LA PHYSIQUE DES PARTICULES

Dix mois ! Déjà dix mois qu'elle est là ! s'était-il dit, ravi. Pour la circonstance, il lui avait fabriqué un tube en résine transparente et légère comme un voile dans lequel il avait glissé des fragments de verres colorés. La petite, fascinée par les jeux de lumière, était restée des heures entières les yeux collés au kaléidoscope. Il en avait profité pour passer plus d'une heure au téléphone avec un collègue de laboratoire. Une heure de conversation passionnée entre chercheurs spécialistes des interactions entre noyaux et cosmos. Il avait raccroché, la tête bouillonnante des théories novatrices qu'ils avaient échangées. Son enthousiasme avait été balayé par la voix aigrelette de Candy-James qui chantonnait en tripotant ses pieds : la physique des particules et la cosmologie ont permis une progression remarquable dans la connaissance des interactions fondamentales de la nature et des premiers instants de l'univers. Il avait reculé d'un pas.

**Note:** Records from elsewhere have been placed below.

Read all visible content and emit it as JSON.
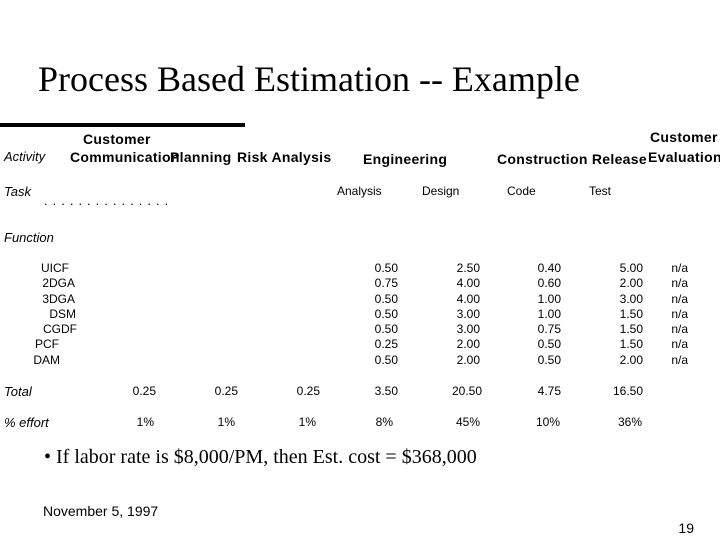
{
  "slide": {
    "title": "Process Based Estimation -- Example",
    "bullet": "If labor rate is $8,000/PM, then Est. cost = $368,000",
    "bullet_marker": "•",
    "date": "November 5, 1997",
    "page_number": "19"
  },
  "table": {
    "activity_label": "Activity",
    "task_label": "Task",
    "function_label": "Function",
    "headers": {
      "customer_comm_1": "Customer",
      "customer_comm_2": "Communication",
      "planning": "Planning",
      "risk": "Risk Analysis",
      "engineering": "Engineering",
      "construction": "Construction Release",
      "customer_eval_1": "Customer",
      "customer_eval_2": "Evaluation"
    },
    "subheaders": {
      "analysis": "Analysis",
      "design": "Design",
      "code": "Code",
      "test": "Test"
    },
    "dots": "...............",
    "functions": [
      "UICF",
      "2DGA",
      "3DGA",
      "DSM",
      "CGDF",
      "PCF",
      "DAM"
    ],
    "analysis": [
      "0.50",
      "0.75",
      "0.50",
      "0.50",
      "0.50",
      "0.25",
      "0.50"
    ],
    "design": [
      "2.50",
      "4.00",
      "4.00",
      "3.00",
      "3.00",
      "2.00",
      "2.00"
    ],
    "code": [
      "0.40",
      "0.60",
      "1.00",
      "1.00",
      "0.75",
      "0.50",
      "0.50"
    ],
    "test": [
      "5.00",
      "2.00",
      "3.00",
      "1.50",
      "1.50",
      "1.50",
      "2.00"
    ],
    "evaluation": [
      "n/a",
      "n/a",
      "n/a",
      "n/a",
      "n/a",
      "n/a",
      "n/a"
    ],
    "total": {
      "label": "Total",
      "values": [
        "0.25",
        "0.25",
        "0.25",
        "3.50",
        "20.50",
        "4.75",
        "16.50"
      ]
    },
    "effort": {
      "label": "% effort",
      "values": [
        "1%",
        "1%",
        "1%",
        "8%",
        "45%",
        "10%",
        "36%"
      ]
    }
  }
}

- Ma fille est-elle un monstre ?
- Je ne suis pas un monstre. J'ai dix mois et je suis une magnifique petite fille.

Quand elle eut quatre ans, ils se décidèrent à l'inscrire au jardin d'enfants. Ils étaient incapables de retenir une baby-sitter plus de huit jours. Même la plus conciliante. La petite faisait peur.

- Il faut la sociabiliser, décréta le père.
- Je voudrais reprendre un travail, opina la mère.

Candy-James s'était allongée. Sa tête paraissait moins disproportionnée. Ses cheveux tressés en nattes épaisses lui faisaient une couronne. Elle aurait gagné en innocence si des mèches frondeuses ne s'agitaient pas au-dessus de son crâne comme des chauves-souris apeurées. Elle accueillit la décision de ses parents avec une exultation communicative.

- Ça promet d'être une expérience intéressante.
- Une expérience intéressante ! soupira Hélix. Essaie de laisser tes grands mots au porte-manteau quand tu arriveras là-bas.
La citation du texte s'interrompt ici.